Changes to the DWP eligibility rules for Statutory Sick Pay would help millions of people across the UK, including around 650,000 in the West Midlands. The TUC and Centre for Progressive Change are calling for reforms to the current system to improve workplace health and prevent lower-paid employees from facing a financial crisis when they are unwell.

New analysis published by the two organisations shows that making SSP available from day one would benefit 649,000 employees in the region who would no longer have to wait until the fourth day of illness before getting any support. This is just over a quarter (26 per cent) of all employees in the West Midlands – and in some local authorities the proportion who will benefit is even higher.

Within the West Midlands, the rule changes would help just over 110,000 people in Birmingham, 43,000 in Coventry, almost 40,000 in Sandwell, 36,000 in Dudley, 22,000 in Solihull, 30,000 in Walsall, and nearly 27,000 in Wolverhampton. It would also benefit over 67,000 people in Worcestershire and nearly 105,000 in Staffordshire.

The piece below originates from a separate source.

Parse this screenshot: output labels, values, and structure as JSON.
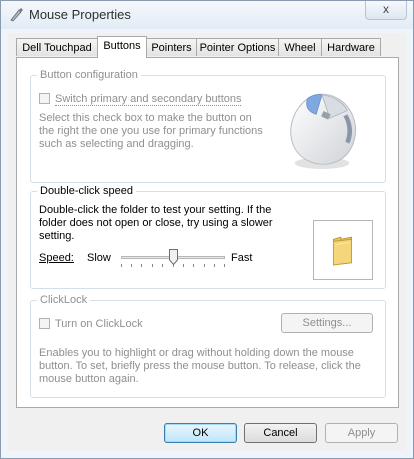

Across the UK, this law change would help 7.4 million workers overall, rising to more than a third for labourers and cleaners. The TUC and Centre for Progressive Change warned that without reform, workers will continue to face a financial cliff edge if they become sick at work, as their income takes an immediate plunge on the first day and support only starts three days later.

As a result of the current sick pay rules at the Department for Work and Pensions, those on the lowest pay are hit hardest. In the West Midlands, 120,000 workers get no SSP at all as a result of not meeting the lower earnings limit which stands at £123 a week since the new benefit rates came in this April. The vast majority missing out due to this lower earnings limit are women.

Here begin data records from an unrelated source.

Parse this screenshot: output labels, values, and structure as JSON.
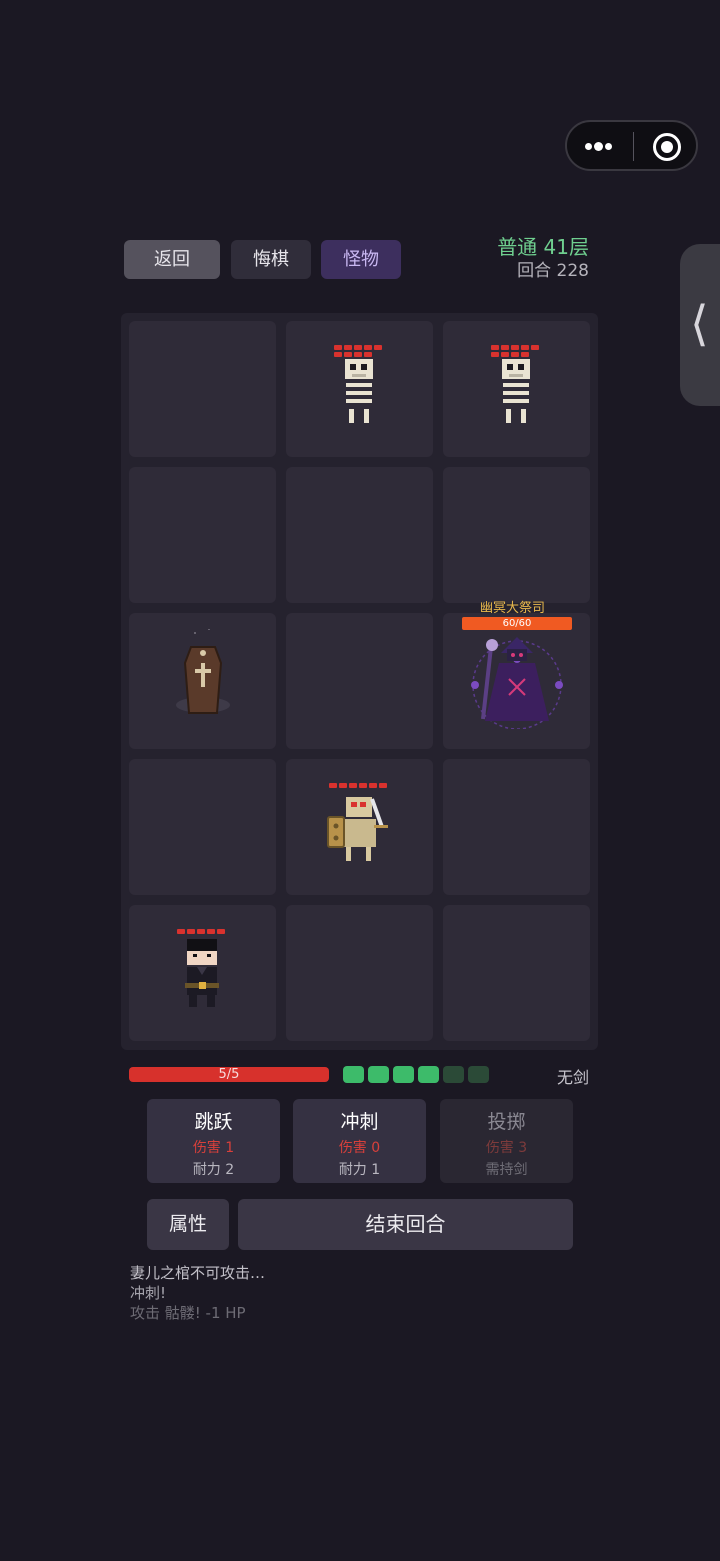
{
  "top_buttons": {
    "back": "返回",
    "undo": "悔棋",
    "monster": "怪物"
  },
  "level": "普通 41层",
  "turn": "回合 228",
  "boss": {
    "name": "幽冥大祭司",
    "hp_text": "60/60"
  },
  "player": {
    "hp_text": "5/5",
    "hp_fraction": 1.0,
    "stamina_total": 6,
    "stamina_current": 4,
    "sword_status": "无剑"
  },
  "actions": [
    {
      "name": "跳跃",
      "damage": "伤害 1",
      "cost": "耐力 2",
      "enabled": true
    },
    {
      "name": "冲刺",
      "damage": "伤害 0",
      "cost": "耐力 1",
      "enabled": true
    },
    {
      "name": "投掷",
      "damage": "伤害 3",
      "cost": "需持剑",
      "enabled": false
    }
  ],
  "attr_button": "属性",
  "end_turn_button": "结束回合",
  "log": [
    "妻儿之棺不可攻击…",
    "冲刺!",
    "攻击 骷髅! -1 HP"
  ],
  "colors": {
    "background": "#1b1823",
    "hp_red": "#d7312c",
    "stamina_full": "#3dbb6a",
    "stamina_empty": "#2b4a37",
    "boss_hp": "#f05a22",
    "level_green": "#6fcf8f"
  },
  "board_units": [
    {
      "cell": "r1c2",
      "type": "skeleton-icon",
      "hp_pips": 9
    },
    {
      "cell": "r1c3",
      "type": "skeleton-icon",
      "hp_pips": 9
    },
    {
      "cell": "r3c1",
      "type": "coffin-icon"
    },
    {
      "cell": "r3c3",
      "type": "dark-priest-boss-icon"
    },
    {
      "cell": "r4c2",
      "type": "skeleton-knight-icon",
      "hp_pips": 6
    },
    {
      "cell": "r5c1",
      "type": "player-hero-icon",
      "hp_pips": 5
    }
  ]
}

The TUC and Centre for Progressive Change are urging all the political parties contesting the General Election to commit to ending the four-day wait and giving sick pay protection to low earners. Removing the earnings limit would help around one million more workers, over two-thirds of whom are women.

The organisations say both of these measures are part of the Labour Party's New Deal for Working People and are supported by a range of organisations including Mind and Young Lives vs Cancer. They add that these reforms would make a big difference to many families as well as improve public health by reducing the risk of people going to work when sick and spreading infections.

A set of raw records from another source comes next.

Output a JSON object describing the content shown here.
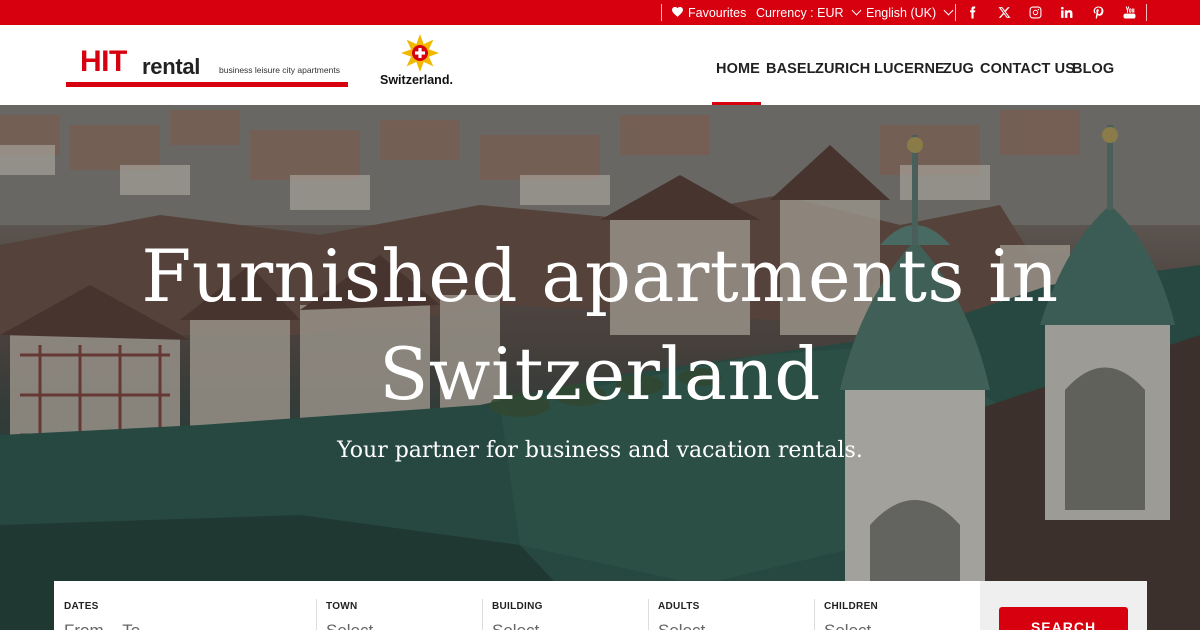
{
  "topbar": {
    "favourites_label": "Favourites",
    "currency_label": "Currency : EUR",
    "language_label": "English (UK)",
    "social_icons": [
      "facebook-icon",
      "x-twitter-icon",
      "instagram-icon",
      "linkedin-icon",
      "pinterest-icon",
      "youtube-icon"
    ],
    "background_color": "#d7000f"
  },
  "header": {
    "logo": {
      "hit": "HIT",
      "rental": "rental",
      "tagline": "business leisure city apartments"
    },
    "partner_logo_text": "Switzerland.",
    "nav": [
      "HOME",
      "BASEL",
      "ZURICH",
      "LUCERNE",
      "ZUG",
      "CONTACT US",
      "BLOG"
    ],
    "active_nav": "HOME"
  },
  "hero": {
    "title_line1": "Furnished apartments in",
    "title_line2": "Switzerland",
    "subtitle": "Your partner for business and vacation rentals."
  },
  "search": {
    "fields": [
      {
        "label": "DATES",
        "value": "From – To"
      },
      {
        "label": "TOWN",
        "value": "Select"
      },
      {
        "label": "BUILDING",
        "value": "Select"
      },
      {
        "label": "ADULTS",
        "value": "Select"
      },
      {
        "label": "CHILDREN",
        "value": "Select"
      }
    ],
    "button_label": "SEARCH"
  },
  "colors": {
    "accent": "#d7000f",
    "nav_text": "#222222"
  }
}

Midlands TUC spokesperson Rob Johnston said: "Nobody should be plunged into hardship when they become sick. But hundreds of thousands of workers in the West Midlands face a financial cliff edge if they get ill. Making people wait three days before they get any support is just plain wrong – especially in the current cost of living crisis. That's why it is essential that SSP is available from day one and available to all.

"Being forced to work through illness is bad for workers and bad for public health. Labour's New Deal for Working People would fix this problem. With sick pay rights from the first day of sickness, you will know that your family is protected. And you can take the time you need to recover."

Amanda Walters, Director of the Centre for Progressive Change, which coordinates the Safe Sick Pay campaign said: "The three unpaid sick pay waiting days means a full-time worker on SSP gets an effective sick pay rate of just £1 an hour. Charities, workers, businesses and trade unions are calling for the next government to change this broken system.

"Sick pay that supports workers financially to take the time off they need means they're at less risk of being forced back to work before they are ready, spreading bugs or harming their own long-term health. This is good for workers, employers and the economy alike."